The basic content, in so far as I can tell, is an emphasis of student discovery of problem solving methods, a strong de-emphasis on memorization, heavy use of calculators, and a role for the teacher as facilitator rather than leader. Students encourage to try different problem approaches like drawing pictures, using manipulables, and counting on their fingers.

The WaPo has this story on some rumbling of parental revolt. A couple of foci for parent anger are the lack of textbooks and wholesale discarding of much traditional nomeclature, and especially, painful experience.

Greg Barlow, an Air Force officer in the defense secretary's office at the Pentagon, was helping his 8-year-old son, Christian, one recent night with a vexing problem: What is 674 plus 249?

The Prince William County third-grader did not stack the numbers and carry digits from one column to the next, the way generations have learned. Applying lessons from his school's new math textbook, "Investigations in Number, Data, and Space," Christian tried breaking the problem into easier-to-digest numbers.

But after several seconds, he got stumped. He drew lines connecting digits, and his computation amounted to an upside-down pyramid with numbers at the bottom. His father, in a teacherly tone, nudged him toward the old-fashioned method. "How would you do that another way?" Barlow asked.

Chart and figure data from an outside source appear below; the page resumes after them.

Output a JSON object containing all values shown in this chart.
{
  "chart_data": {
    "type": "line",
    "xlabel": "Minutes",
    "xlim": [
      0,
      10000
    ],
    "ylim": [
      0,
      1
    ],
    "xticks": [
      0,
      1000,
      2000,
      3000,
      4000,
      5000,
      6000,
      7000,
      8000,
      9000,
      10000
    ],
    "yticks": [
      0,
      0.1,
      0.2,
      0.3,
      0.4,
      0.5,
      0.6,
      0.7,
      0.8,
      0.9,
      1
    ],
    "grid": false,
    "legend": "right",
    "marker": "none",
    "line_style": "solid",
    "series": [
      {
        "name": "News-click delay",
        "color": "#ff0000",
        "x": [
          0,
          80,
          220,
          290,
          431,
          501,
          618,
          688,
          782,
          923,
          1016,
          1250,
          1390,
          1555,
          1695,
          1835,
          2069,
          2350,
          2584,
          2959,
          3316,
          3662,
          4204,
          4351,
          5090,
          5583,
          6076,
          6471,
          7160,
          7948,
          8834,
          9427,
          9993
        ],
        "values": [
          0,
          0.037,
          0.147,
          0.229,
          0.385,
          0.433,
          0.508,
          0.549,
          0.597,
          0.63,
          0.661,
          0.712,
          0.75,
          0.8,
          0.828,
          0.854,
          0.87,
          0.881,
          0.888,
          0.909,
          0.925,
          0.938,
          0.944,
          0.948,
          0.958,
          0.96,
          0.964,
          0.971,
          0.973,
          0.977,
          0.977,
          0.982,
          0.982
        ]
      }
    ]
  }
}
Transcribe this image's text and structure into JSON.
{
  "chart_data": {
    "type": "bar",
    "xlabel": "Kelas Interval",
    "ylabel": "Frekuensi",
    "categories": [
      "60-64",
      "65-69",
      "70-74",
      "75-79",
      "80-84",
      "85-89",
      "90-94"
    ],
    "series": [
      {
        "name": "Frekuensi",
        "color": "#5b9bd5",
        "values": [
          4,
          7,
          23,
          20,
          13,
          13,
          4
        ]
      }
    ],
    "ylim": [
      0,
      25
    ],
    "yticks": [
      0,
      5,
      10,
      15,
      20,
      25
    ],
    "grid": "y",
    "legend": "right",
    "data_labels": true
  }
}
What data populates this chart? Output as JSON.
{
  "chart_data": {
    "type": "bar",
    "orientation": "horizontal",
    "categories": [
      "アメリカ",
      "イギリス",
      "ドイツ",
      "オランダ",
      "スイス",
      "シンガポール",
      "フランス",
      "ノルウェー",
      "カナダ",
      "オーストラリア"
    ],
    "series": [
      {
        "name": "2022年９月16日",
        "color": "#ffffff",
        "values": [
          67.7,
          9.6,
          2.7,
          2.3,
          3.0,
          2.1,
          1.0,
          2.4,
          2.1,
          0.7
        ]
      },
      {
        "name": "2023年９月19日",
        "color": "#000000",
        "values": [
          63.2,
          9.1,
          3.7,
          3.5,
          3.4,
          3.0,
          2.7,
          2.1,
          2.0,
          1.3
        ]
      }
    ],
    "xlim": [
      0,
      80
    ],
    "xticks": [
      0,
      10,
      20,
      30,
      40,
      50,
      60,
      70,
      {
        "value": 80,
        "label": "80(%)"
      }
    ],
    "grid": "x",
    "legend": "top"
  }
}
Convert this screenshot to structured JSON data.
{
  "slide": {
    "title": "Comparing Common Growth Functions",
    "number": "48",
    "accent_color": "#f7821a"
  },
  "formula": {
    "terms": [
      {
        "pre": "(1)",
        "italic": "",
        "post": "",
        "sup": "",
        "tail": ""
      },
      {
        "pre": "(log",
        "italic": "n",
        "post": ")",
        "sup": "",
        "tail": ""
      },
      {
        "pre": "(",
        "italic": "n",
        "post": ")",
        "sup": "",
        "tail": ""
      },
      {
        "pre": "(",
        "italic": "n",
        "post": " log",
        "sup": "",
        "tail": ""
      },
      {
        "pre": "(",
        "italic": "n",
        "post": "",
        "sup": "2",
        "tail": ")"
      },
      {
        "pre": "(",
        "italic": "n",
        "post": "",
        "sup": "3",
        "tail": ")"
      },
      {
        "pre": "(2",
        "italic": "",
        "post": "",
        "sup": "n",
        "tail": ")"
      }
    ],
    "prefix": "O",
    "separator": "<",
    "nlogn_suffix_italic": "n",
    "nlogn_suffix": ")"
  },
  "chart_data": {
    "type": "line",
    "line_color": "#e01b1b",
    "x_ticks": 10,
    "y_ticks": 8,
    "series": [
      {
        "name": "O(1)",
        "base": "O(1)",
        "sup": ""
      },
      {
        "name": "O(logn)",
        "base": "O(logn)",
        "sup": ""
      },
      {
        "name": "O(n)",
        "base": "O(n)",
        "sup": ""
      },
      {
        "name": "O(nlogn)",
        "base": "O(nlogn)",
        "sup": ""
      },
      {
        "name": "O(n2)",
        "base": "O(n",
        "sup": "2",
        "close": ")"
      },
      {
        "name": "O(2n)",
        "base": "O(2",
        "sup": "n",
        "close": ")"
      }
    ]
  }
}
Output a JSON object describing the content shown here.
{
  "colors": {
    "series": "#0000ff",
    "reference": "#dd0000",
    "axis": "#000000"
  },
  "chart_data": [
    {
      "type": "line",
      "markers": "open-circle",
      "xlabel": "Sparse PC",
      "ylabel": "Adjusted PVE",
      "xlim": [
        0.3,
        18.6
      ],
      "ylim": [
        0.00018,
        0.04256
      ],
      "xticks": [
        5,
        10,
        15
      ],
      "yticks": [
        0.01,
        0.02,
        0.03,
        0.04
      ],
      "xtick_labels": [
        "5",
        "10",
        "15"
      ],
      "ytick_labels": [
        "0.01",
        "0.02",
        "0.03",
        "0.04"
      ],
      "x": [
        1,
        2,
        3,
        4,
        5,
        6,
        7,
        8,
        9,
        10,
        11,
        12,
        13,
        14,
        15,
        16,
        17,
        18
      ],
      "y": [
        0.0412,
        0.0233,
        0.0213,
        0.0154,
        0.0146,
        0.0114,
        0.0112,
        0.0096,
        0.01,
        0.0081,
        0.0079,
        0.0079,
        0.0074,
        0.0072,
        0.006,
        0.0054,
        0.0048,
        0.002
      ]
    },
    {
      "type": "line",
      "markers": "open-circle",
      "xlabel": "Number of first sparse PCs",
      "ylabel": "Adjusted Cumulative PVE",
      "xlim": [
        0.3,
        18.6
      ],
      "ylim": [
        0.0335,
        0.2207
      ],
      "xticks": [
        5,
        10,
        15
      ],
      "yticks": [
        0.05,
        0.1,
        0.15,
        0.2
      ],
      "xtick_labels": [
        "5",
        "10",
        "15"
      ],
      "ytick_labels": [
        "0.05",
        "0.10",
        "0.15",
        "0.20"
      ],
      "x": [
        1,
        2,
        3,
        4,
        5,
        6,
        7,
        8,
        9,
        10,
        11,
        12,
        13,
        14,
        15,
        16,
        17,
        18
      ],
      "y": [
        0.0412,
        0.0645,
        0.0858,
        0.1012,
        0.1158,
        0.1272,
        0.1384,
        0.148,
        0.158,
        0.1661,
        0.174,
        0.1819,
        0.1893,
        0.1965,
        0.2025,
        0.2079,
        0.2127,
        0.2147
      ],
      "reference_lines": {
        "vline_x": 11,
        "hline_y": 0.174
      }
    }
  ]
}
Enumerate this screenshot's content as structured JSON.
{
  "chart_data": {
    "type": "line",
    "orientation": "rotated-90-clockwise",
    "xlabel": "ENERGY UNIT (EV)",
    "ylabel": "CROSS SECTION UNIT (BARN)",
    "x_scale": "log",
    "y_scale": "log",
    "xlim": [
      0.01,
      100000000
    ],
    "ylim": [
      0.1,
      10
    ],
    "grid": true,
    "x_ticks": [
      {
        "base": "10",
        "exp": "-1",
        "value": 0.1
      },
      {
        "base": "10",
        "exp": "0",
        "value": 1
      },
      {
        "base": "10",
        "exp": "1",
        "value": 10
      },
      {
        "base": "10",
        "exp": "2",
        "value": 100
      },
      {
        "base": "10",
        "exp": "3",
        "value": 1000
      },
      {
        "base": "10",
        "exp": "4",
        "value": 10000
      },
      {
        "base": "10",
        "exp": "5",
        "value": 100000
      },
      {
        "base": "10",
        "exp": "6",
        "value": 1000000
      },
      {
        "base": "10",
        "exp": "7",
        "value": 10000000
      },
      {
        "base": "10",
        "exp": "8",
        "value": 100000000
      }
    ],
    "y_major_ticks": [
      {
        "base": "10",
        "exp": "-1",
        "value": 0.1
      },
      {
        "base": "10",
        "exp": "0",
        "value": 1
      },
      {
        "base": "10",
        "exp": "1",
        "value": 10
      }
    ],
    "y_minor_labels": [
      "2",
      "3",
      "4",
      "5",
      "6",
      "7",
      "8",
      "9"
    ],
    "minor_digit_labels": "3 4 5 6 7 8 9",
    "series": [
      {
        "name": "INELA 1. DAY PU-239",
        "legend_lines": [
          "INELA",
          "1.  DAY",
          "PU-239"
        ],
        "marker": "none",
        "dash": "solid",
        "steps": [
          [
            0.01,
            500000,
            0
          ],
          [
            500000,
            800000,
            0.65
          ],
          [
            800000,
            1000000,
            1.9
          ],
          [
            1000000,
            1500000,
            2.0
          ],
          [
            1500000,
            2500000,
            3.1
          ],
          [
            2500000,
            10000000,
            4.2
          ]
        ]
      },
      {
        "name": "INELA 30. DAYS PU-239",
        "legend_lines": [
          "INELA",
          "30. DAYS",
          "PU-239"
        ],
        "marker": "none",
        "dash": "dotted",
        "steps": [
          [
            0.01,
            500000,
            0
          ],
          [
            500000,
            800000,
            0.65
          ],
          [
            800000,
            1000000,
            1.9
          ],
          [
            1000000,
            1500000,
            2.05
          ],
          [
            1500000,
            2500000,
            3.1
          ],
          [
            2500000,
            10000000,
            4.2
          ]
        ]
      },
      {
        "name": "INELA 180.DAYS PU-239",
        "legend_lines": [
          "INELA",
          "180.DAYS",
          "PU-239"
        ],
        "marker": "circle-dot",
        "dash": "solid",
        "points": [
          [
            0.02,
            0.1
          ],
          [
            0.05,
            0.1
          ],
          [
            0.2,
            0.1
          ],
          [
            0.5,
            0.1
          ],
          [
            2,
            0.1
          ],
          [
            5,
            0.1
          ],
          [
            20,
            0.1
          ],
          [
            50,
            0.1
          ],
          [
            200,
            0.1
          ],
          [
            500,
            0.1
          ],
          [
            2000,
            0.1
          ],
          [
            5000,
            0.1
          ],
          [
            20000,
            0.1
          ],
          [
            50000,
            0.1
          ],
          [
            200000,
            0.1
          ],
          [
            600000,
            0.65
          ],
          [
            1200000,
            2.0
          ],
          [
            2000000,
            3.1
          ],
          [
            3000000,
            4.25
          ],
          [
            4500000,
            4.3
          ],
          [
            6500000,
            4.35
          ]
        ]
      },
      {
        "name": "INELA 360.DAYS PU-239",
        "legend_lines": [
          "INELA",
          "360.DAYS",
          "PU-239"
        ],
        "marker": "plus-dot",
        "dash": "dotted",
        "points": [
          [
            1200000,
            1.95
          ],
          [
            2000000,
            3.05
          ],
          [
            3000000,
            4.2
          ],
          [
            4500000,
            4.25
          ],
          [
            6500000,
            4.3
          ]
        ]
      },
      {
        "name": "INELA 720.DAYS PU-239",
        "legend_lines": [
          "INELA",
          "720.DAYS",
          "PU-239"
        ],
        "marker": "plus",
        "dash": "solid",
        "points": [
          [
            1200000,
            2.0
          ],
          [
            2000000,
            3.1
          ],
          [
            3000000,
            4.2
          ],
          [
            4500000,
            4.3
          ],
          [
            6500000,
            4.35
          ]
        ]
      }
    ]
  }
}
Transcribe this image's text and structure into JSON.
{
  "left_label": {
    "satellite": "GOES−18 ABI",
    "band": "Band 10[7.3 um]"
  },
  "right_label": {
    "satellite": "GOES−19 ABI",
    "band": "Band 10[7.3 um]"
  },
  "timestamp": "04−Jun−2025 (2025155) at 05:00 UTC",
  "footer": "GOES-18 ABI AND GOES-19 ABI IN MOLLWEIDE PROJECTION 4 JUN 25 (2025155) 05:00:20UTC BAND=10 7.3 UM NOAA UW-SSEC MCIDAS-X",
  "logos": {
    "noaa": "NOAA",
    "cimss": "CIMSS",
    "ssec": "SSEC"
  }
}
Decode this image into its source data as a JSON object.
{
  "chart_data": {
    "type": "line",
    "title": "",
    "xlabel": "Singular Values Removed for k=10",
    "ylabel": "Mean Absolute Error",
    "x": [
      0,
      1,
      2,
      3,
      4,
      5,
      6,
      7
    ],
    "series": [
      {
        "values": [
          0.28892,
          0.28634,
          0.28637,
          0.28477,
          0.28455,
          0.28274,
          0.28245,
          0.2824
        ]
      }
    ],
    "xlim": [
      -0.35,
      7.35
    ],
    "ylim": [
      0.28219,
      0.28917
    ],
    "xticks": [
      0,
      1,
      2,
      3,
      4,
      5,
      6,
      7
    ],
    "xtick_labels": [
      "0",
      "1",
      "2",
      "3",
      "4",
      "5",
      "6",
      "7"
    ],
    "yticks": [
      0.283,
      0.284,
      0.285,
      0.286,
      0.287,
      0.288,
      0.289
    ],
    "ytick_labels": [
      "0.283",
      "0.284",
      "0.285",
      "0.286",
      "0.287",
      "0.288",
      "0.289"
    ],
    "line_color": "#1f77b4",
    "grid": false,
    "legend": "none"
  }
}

A personal pet peeve for me is the de-emphasis memorization. For some reason, modern education has an absolute fetish against it, but memory is probably the most fundamental human talent, and children are very, very good at it.

Defenders of TERC say that they are teaching understanding, not memorized algorithms made obsolete by the calculator.

Carol Knight, Prince William's math supervisor, said that when children break down numbers into multiples of 10 and 100, their understanding of place value and "number sense" increases.

"Memorization will only carry you so far," Knight said. "With 'Investigations,' kids understand the real values of the numbers and are not doing shortcuts. When they multiply 23 times 5, they'll do five 20s to get 100, and then add five 3s to get 15, and they put that all together and get 115. What they've done is made actual use of the numbers."

Sounds reasonable, alright, but it gets a bit messy if you want to multiply, say, 1024 by 319, since you get twelve terms in your sum with up to seven digits in each. Which is why we have calculators.

The battle has been taken to youtube. Anti TERC (and another somewhat similar program called Everyday Mathematics) is represented by : Math Education, an Inconvenient Truth while the case for the defense is presented in here.

If you watch them, I would be interested in your reactions.